I didn’t know who I was praying to. But in my head, I swore that if I made it through, this would be a story I’d tell myfuture students. People thought Physical Education was all push-ups and whistles, but half the syllabus was psychology. And right now? I was the living case study.

Was I proving anything? Or just stalling death?

I drifted. Then came back. And drifted again.

By the time I registered the sky again, it was sunset. If something hadn’t eaten me yet, maybe it had just taken a leg and called it a day.

The thought came too late, but it surfaced anyway.

I should’ve stayed on the trail.

4

DOM

The Lazy Moose looked exactly like the kind of place where a man could find peace. Wide, open fields. Sturdy ranch house.

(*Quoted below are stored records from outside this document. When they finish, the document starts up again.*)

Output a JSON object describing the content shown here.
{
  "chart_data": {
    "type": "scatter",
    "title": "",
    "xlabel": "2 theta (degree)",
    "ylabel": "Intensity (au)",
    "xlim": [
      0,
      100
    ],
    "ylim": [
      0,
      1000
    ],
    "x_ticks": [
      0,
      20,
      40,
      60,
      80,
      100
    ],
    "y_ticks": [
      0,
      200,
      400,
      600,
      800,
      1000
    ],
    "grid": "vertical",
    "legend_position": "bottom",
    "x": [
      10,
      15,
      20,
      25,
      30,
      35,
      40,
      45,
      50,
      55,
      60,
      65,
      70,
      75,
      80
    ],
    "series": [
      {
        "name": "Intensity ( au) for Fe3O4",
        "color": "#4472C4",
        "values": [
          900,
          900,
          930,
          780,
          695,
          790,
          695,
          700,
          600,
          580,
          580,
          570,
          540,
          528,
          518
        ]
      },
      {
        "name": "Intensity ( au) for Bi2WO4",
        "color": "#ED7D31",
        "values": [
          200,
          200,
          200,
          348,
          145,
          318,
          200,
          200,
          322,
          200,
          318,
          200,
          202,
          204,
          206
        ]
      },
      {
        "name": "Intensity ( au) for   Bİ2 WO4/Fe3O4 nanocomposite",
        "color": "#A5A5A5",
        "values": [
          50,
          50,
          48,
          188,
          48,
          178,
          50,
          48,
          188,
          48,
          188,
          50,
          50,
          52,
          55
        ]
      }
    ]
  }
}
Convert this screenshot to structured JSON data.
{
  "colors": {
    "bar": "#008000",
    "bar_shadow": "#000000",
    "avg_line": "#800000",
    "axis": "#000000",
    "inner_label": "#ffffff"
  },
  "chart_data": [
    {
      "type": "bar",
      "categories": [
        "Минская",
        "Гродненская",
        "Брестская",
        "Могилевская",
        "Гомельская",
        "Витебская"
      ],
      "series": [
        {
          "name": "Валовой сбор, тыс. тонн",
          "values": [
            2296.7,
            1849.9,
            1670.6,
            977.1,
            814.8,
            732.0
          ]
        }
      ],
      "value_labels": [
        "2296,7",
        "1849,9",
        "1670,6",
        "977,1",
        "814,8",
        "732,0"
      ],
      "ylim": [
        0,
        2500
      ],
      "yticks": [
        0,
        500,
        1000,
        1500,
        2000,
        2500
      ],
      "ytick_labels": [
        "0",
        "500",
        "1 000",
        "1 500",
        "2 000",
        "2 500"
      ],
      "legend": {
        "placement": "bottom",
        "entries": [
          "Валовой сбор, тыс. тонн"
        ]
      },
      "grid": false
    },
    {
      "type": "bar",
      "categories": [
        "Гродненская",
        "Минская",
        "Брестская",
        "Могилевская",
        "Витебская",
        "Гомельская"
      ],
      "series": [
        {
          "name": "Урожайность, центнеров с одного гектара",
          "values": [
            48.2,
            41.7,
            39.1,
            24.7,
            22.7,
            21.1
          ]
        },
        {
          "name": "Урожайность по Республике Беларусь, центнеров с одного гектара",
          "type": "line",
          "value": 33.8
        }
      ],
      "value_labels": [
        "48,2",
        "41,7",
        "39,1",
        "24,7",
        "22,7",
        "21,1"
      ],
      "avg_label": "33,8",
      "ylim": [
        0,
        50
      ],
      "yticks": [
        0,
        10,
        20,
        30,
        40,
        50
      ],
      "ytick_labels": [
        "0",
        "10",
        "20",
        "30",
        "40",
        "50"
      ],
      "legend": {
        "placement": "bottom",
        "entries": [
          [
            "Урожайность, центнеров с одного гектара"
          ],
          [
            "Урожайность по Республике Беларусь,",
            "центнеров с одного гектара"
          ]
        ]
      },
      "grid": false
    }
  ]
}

Blue sky stretching so far you half expected to hear a soundtrack swell behind you.

And also—horses.

I stood beside Noah, watching them from what I considered a safe, reasonable distance. “So, just to be clear…they can smell fear, right?”

Noah snorted. “They’re not sharks, Dom.”

“Disagree. They’ve got those big, intelligent eyes and that judging energy.” I gestured at one who was definitely staring at me too long. “See that one? She knows I don’t belong here.”

“That’s Caramel,” Noah said dryly. “She’s a sweetheart.”